In our Epistle reading (Colossians 1:24-28), St. Paul wrote to his beloved community as he languished in prison and tells how he "rejoices in my sufferings for your sake". He unites his suffering with Christ and calls us to do the same. Unlikely as it may seem, we are often closest to Jesus when we rejoice in our sufferings and unite them with his. 
Brothers and sisters: Now I rejoice in my sufferings for your sake, and in my flesh I am filling up what is lacking in the afflictions of Christ on behalf of his body, which is the church, of which I am a minister in accordance with God's stewardship given to me to bring to completion for you the word of God, the mystery hidden from ages and from generations past. But now it has been manifested to his holy ones, to whom God chose to make known the riches of the glory of this mystery among the Gentiles; it is Christ in you, the hope for glory. It is he whom we proclaim, admonishing everyone and teaching everyone with all wisdom, that we may present everyone perfect in Christ.
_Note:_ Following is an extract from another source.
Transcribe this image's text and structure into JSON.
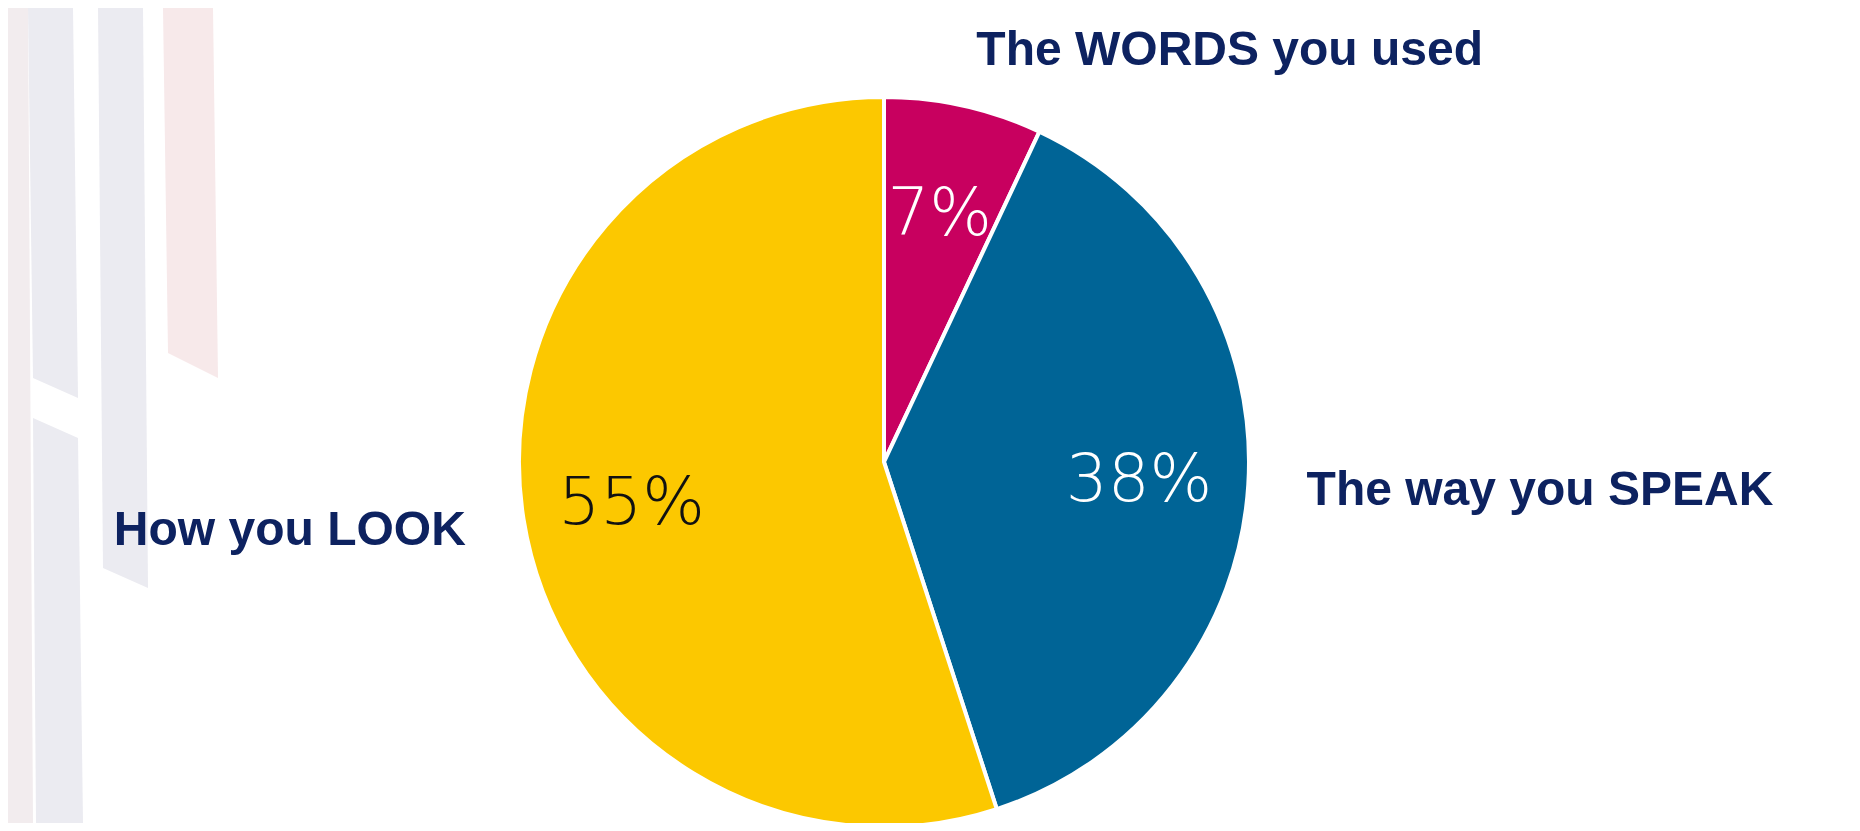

In our Gospel reading (Luke 10:38-42), Jesus seemingly rebukes Martha for her fretting about preparing the meal and complaining about Mary's attentiveness to Jesus. Both are important, but the latter more so. Discipleship calls us to listen and be attentive to the word of God. 
Jesus entered a village where a woman whose name was Martha welcomed him. She had a sister named Mary who sat beside the Lord at his feet listening to him speak. Martha, burdened with much serving, came to him and said, "Lord, do you not care that my sister has left me by myself to do the serving? Tell her to help me." The Lord said to her in reply, "Martha, Martha, you are anxious and worried about many things. There is need of only one thing. Mary has chosen the better part and it will not be taken from her."
Jesus said in our Gospel today, “There is need of only one thing.” It is clear by the context what Jesus means - be attentive to me; listen to me; keep your focus on me; everything else comes second. Do we?